The organizer of the Austin event wrote that they “expect active-duty service members will attend from Fort Hood and other nearby installations, along with scores of our supporters. Please bring your friends. Anyone 18 and older may attend.”

The statement is signed by “Brigadier General Virgil A. Richard, United States Army (Ret) and Chaplain (Colonel) Paul W. Dodd, United States Army (Ret).”

Ironically, Austin will mark the first day that military personnel can openly speak about being gay or lesbian at a bar called Hush.

Hush is located down the street from the Capitol at 408 N. Congress St. The event begins at 6 p.m. Food will be served and each person who attends will get a free drink.

P-FLAG El Paso organized that city’s celebration with several local LGBT groups. The party will take place at San Antonio Mining Company, 800 East San Antonio Ave. Cake and champagne will be served.

DADT was enacted in 1993 as compromise legislation. Previously gay and lesbian servicemembers who were outed were given dishonorable discharges. The new law was supposed to end anti-gay witch hunts in the military.

The repeal legislation was passed in December 2010. Then each branch of the service had to certify that it had prepared for the change.
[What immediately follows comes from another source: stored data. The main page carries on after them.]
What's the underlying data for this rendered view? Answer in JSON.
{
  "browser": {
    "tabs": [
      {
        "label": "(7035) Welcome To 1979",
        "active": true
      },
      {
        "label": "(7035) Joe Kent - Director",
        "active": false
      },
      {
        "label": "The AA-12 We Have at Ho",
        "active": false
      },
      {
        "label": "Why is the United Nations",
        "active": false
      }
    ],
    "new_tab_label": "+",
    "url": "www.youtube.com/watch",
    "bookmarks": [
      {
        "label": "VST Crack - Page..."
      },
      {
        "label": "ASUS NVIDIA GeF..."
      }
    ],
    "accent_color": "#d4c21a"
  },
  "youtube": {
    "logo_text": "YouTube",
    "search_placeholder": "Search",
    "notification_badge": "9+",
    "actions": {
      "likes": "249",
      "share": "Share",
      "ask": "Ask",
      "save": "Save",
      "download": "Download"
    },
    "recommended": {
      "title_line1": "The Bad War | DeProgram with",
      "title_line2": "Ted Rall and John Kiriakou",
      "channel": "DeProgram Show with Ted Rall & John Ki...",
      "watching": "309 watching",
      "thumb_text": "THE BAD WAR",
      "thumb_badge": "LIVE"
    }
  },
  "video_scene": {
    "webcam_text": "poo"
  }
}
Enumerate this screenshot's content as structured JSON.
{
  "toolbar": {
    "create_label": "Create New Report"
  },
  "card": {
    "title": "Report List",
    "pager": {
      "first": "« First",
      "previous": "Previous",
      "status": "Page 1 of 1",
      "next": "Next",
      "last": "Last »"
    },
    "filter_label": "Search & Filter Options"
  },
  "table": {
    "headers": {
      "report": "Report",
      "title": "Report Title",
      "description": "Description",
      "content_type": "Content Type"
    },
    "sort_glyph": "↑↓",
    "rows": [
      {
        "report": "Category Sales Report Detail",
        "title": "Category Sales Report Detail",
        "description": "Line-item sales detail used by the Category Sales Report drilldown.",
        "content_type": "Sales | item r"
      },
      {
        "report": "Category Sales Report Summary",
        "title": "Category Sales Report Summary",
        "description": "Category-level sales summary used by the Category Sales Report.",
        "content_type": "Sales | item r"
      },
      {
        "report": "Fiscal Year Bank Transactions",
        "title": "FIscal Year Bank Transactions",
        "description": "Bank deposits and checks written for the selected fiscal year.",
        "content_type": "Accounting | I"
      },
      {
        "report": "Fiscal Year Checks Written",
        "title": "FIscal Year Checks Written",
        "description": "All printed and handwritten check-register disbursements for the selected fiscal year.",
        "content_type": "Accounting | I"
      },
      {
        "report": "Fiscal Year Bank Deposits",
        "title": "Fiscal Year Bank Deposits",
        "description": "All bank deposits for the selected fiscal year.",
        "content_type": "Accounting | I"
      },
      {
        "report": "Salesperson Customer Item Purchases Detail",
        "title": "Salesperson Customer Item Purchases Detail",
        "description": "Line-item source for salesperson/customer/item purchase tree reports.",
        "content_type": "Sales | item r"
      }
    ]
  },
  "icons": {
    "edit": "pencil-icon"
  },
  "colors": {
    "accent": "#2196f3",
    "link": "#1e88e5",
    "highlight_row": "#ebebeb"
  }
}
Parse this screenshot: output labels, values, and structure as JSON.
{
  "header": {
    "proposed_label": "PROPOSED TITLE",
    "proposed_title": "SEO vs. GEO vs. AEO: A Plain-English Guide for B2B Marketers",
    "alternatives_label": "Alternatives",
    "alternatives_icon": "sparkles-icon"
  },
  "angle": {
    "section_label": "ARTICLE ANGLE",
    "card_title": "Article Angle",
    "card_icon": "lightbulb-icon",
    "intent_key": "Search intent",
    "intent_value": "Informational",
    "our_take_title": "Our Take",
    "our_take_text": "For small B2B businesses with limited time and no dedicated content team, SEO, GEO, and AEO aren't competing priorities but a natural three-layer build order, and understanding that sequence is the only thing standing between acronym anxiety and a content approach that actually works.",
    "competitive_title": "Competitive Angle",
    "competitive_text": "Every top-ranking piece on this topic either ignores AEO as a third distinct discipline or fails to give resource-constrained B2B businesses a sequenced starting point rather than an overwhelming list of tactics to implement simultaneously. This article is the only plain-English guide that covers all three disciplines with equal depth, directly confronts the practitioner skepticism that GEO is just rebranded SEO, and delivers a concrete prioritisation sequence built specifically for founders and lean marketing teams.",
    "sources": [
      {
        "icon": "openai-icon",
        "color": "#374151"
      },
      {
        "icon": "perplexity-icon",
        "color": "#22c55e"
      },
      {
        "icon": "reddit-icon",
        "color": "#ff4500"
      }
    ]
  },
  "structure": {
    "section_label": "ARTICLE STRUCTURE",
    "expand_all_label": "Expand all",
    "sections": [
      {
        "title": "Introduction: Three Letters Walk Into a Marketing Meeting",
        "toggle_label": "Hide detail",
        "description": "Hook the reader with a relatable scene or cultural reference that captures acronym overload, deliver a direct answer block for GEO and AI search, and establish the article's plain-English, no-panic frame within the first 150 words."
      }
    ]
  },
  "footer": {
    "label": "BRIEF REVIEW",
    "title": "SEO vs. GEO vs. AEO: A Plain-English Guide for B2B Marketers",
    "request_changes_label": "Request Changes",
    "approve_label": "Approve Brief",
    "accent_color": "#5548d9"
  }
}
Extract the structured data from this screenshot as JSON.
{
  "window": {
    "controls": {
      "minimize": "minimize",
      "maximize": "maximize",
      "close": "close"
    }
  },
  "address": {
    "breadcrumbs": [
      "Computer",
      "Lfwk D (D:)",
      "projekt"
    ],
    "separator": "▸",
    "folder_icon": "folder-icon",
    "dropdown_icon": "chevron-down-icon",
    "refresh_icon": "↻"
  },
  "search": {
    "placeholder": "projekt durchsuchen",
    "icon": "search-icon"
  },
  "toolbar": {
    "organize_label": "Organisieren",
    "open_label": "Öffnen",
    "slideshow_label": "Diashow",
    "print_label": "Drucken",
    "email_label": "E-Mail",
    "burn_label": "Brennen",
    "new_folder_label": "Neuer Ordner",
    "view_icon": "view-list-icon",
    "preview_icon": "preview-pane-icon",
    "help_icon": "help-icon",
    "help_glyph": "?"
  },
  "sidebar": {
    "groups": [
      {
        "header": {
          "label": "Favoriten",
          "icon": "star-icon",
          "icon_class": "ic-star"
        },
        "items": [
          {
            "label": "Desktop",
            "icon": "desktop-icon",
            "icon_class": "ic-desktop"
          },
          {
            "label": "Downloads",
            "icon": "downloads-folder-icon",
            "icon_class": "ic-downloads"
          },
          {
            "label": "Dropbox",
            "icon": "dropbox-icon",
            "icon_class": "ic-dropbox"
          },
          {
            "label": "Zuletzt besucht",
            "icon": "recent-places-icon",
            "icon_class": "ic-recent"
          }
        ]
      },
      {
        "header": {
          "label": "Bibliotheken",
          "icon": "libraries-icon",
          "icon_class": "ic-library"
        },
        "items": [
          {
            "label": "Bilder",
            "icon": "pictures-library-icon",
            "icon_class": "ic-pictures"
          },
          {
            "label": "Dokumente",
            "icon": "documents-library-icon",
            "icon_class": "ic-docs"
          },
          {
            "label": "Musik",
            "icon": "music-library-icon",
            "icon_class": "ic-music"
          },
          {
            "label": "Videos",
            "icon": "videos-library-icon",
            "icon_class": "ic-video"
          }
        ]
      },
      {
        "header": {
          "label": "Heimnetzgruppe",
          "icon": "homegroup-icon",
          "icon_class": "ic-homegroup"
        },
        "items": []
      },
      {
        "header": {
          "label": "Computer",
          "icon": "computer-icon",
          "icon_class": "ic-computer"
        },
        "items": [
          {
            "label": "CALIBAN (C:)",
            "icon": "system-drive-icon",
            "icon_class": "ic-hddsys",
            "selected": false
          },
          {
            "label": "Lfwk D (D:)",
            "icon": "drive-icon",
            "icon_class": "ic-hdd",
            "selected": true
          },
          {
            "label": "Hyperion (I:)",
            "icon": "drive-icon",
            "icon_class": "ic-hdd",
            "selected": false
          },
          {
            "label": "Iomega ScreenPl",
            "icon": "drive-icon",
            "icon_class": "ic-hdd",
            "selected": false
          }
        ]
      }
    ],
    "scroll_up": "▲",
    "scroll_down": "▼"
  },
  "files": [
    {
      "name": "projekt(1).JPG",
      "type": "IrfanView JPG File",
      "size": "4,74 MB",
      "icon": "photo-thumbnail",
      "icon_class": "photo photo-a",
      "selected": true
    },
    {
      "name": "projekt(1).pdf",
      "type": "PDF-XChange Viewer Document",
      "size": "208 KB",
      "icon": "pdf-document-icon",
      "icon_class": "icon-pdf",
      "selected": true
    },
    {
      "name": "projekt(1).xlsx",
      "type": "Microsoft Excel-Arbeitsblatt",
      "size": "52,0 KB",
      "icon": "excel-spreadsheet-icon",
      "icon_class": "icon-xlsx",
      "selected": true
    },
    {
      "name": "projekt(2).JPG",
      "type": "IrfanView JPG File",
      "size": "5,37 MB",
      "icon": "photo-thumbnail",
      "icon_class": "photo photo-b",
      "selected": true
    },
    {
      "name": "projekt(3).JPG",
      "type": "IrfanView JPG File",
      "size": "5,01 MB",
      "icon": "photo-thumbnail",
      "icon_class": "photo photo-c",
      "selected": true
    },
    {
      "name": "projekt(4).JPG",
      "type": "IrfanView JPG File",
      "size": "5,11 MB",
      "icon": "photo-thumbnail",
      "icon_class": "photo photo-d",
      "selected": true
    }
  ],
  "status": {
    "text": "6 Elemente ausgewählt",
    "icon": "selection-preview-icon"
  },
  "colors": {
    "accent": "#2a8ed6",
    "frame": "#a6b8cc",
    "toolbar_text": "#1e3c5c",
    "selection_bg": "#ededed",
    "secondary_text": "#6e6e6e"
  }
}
On July 22, after the head of each branch of the service had signed off that it was prepared for the repeal, the chairman of the Joint Chiefs of Staff, the president and the secretary of defense certified to the armed services committees of both houses of Congress that the military was ready for final enactment.

According to the legislation, the repeal goes into effect 60 days after certification, which falls on Sept. 20.

This article appeared in the Dallas Voice print edition September 2, 2011.